Michael Heat: Many of these examples are amusing or amusing, but they are more stern. Recently, AI Slop from current events appeared in the Middle East, right?

Katie Drummond: Of course. Yes.

Michael Heat: And politicians and world leaders will further send these things, even knowing that they are false, just because they speak to their sensitivity and helps them distribute the message that they want to spread.

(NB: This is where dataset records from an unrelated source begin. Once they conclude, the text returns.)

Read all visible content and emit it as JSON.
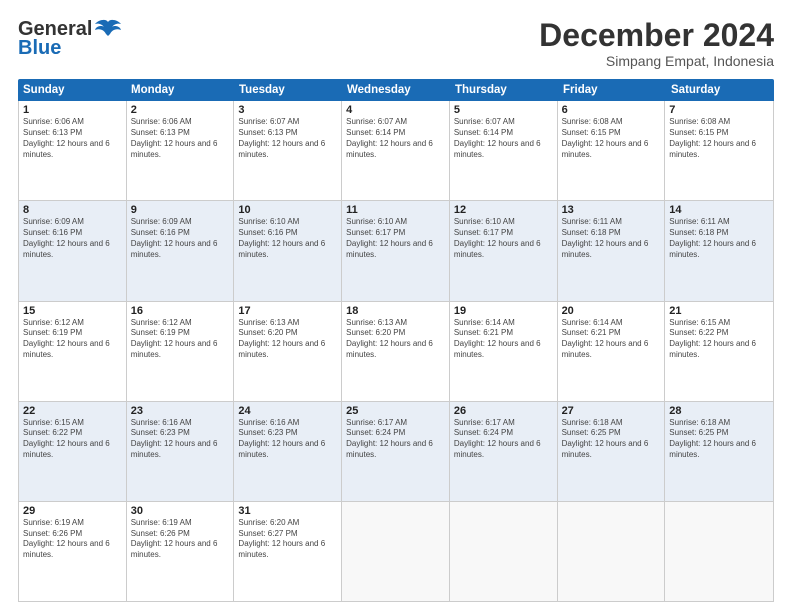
{
  "header": {
    "logo_general": "General",
    "logo_blue": "Blue",
    "month_title": "December 2024",
    "location": "Simpang Empat, Indonesia"
  },
  "weekdays": [
    "Sunday",
    "Monday",
    "Tuesday",
    "Wednesday",
    "Thursday",
    "Friday",
    "Saturday"
  ],
  "rows": [
    [
      {
        "day": "1",
        "sunrise": "6:06 AM",
        "sunset": "6:13 PM",
        "daylight": "12 hours and 6 minutes."
      },
      {
        "day": "2",
        "sunrise": "6:06 AM",
        "sunset": "6:13 PM",
        "daylight": "12 hours and 6 minutes."
      },
      {
        "day": "3",
        "sunrise": "6:07 AM",
        "sunset": "6:13 PM",
        "daylight": "12 hours and 6 minutes."
      },
      {
        "day": "4",
        "sunrise": "6:07 AM",
        "sunset": "6:14 PM",
        "daylight": "12 hours and 6 minutes."
      },
      {
        "day": "5",
        "sunrise": "6:07 AM",
        "sunset": "6:14 PM",
        "daylight": "12 hours and 6 minutes."
      },
      {
        "day": "6",
        "sunrise": "6:08 AM",
        "sunset": "6:15 PM",
        "daylight": "12 hours and 6 minutes."
      },
      {
        "day": "7",
        "sunrise": "6:08 AM",
        "sunset": "6:15 PM",
        "daylight": "12 hours and 6 minutes."
      }
    ],
    [
      {
        "day": "8",
        "sunrise": "6:09 AM",
        "sunset": "6:16 PM",
        "daylight": "12 hours and 6 minutes."
      },
      {
        "day": "9",
        "sunrise": "6:09 AM",
        "sunset": "6:16 PM",
        "daylight": "12 hours and 6 minutes."
      },
      {
        "day": "10",
        "sunrise": "6:10 AM",
        "sunset": "6:16 PM",
        "daylight": "12 hours and 6 minutes."
      },
      {
        "day": "11",
        "sunrise": "6:10 AM",
        "sunset": "6:17 PM",
        "daylight": "12 hours and 6 minutes."
      },
      {
        "day": "12",
        "sunrise": "6:10 AM",
        "sunset": "6:17 PM",
        "daylight": "12 hours and 6 minutes."
      },
      {
        "day": "13",
        "sunrise": "6:11 AM",
        "sunset": "6:18 PM",
        "daylight": "12 hours and 6 minutes."
      },
      {
        "day": "14",
        "sunrise": "6:11 AM",
        "sunset": "6:18 PM",
        "daylight": "12 hours and 6 minutes."
      }
    ],
    [
      {
        "day": "15",
        "sunrise": "6:12 AM",
        "sunset": "6:19 PM",
        "daylight": "12 hours and 6 minutes."
      },
      {
        "day": "16",
        "sunrise": "6:12 AM",
        "sunset": "6:19 PM",
        "daylight": "12 hours and 6 minutes."
      },
      {
        "day": "17",
        "sunrise": "6:13 AM",
        "sunset": "6:20 PM",
        "daylight": "12 hours and 6 minutes."
      },
      {
        "day": "18",
        "sunrise": "6:13 AM",
        "sunset": "6:20 PM",
        "daylight": "12 hours and 6 minutes."
      },
      {
        "day": "19",
        "sunrise": "6:14 AM",
        "sunset": "6:21 PM",
        "daylight": "12 hours and 6 minutes."
      },
      {
        "day": "20",
        "sunrise": "6:14 AM",
        "sunset": "6:21 PM",
        "daylight": "12 hours and 6 minutes."
      },
      {
        "day": "21",
        "sunrise": "6:15 AM",
        "sunset": "6:22 PM",
        "daylight": "12 hours and 6 minutes."
      }
    ],
    [
      {
        "day": "22",
        "sunrise": "6:15 AM",
        "sunset": "6:22 PM",
        "daylight": "12 hours and 6 minutes."
      },
      {
        "day": "23",
        "sunrise": "6:16 AM",
        "sunset": "6:23 PM",
        "daylight": "12 hours and 6 minutes."
      },
      {
        "day": "24",
        "sunrise": "6:16 AM",
        "sunset": "6:23 PM",
        "daylight": "12 hours and 6 minutes."
      },
      {
        "day": "25",
        "sunrise": "6:17 AM",
        "sunset": "6:24 PM",
        "daylight": "12 hours and 6 minutes."
      },
      {
        "day": "26",
        "sunrise": "6:17 AM",
        "sunset": "6:24 PM",
        "daylight": "12 hours and 6 minutes."
      },
      {
        "day": "27",
        "sunrise": "6:18 AM",
        "sunset": "6:25 PM",
        "daylight": "12 hours and 6 minutes."
      },
      {
        "day": "28",
        "sunrise": "6:18 AM",
        "sunset": "6:25 PM",
        "daylight": "12 hours and 6 minutes."
      }
    ],
    [
      {
        "day": "29",
        "sunrise": "6:19 AM",
        "sunset": "6:26 PM",
        "daylight": "12 hours and 6 minutes."
      },
      {
        "day": "30",
        "sunrise": "6:19 AM",
        "sunset": "6:26 PM",
        "daylight": "12 hours and 6 minutes."
      },
      {
        "day": "31",
        "sunrise": "6:20 AM",
        "sunset": "6:27 PM",
        "daylight": "12 hours and 6 minutes."
      },
      null,
      null,
      null,
      null
    ]
  ]
}
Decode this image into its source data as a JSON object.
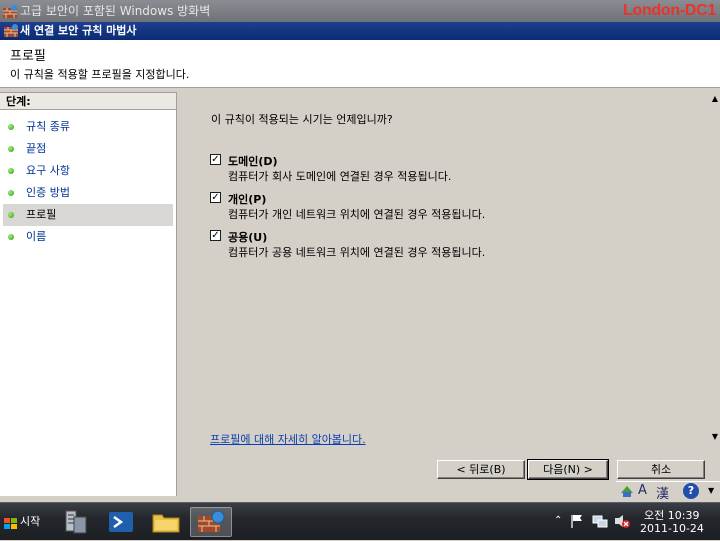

Katie Drummond: Oh, I’m kidding when I’m stressed and uncomfortable, and I would say that it is extremely uncomfortable and stressful. I think you would all agree that I am a journalist now. Try to be the editor -in -chief, I’ll tell you. And in fact, observing how AI Slop spreads on the Internet, on all these platforms, sometimes they are wrong with factual information by consumers at the same time at which we are at this very existential moment of news and media. Once again, we are at the time of existential message and the media, in many respects due to artificial intelligence, due to the way Google changes search, due to other ways in which AI changes, how people gain access to information. The publishers are once again basically in the crosshairs of all this and to add a insult to injuries, you open Tiktok, Jesus and Donald Trump fish, and as if it were everywhere. It’s like surrounding you if you are a journalist because you experienced the slope. You see what he does with the online information landscape, and then you hit your head against the brick wall, because Google did it, it’s or the second with artificial intelligence reviews and suddenly I come up with numbers. I really come up with numbers, but suddenly your search movement has fallen by 50%, and this has existential consequences for publishers. There is also such a strange thing that caught my attention, and Kate, you informed about which content generated by artificial intelligence is really like the function of some websites and works really well for them. So Wired said that over 54% of longer English posts on LinkedIn, a favorite social network, are probably generated by artificial intelligence. Now LinkedIn said that they are monitoring posts to identify low quality and repetitive content, but artificial intelligence is probably really good in LinkedIn, because the general, dull writing is a kind of what LinkedIn flourishes. I think it’s compelling. This is not necessarily a good thing, but this is another hint, how the ubiquitous generative artificial intelligence has become online.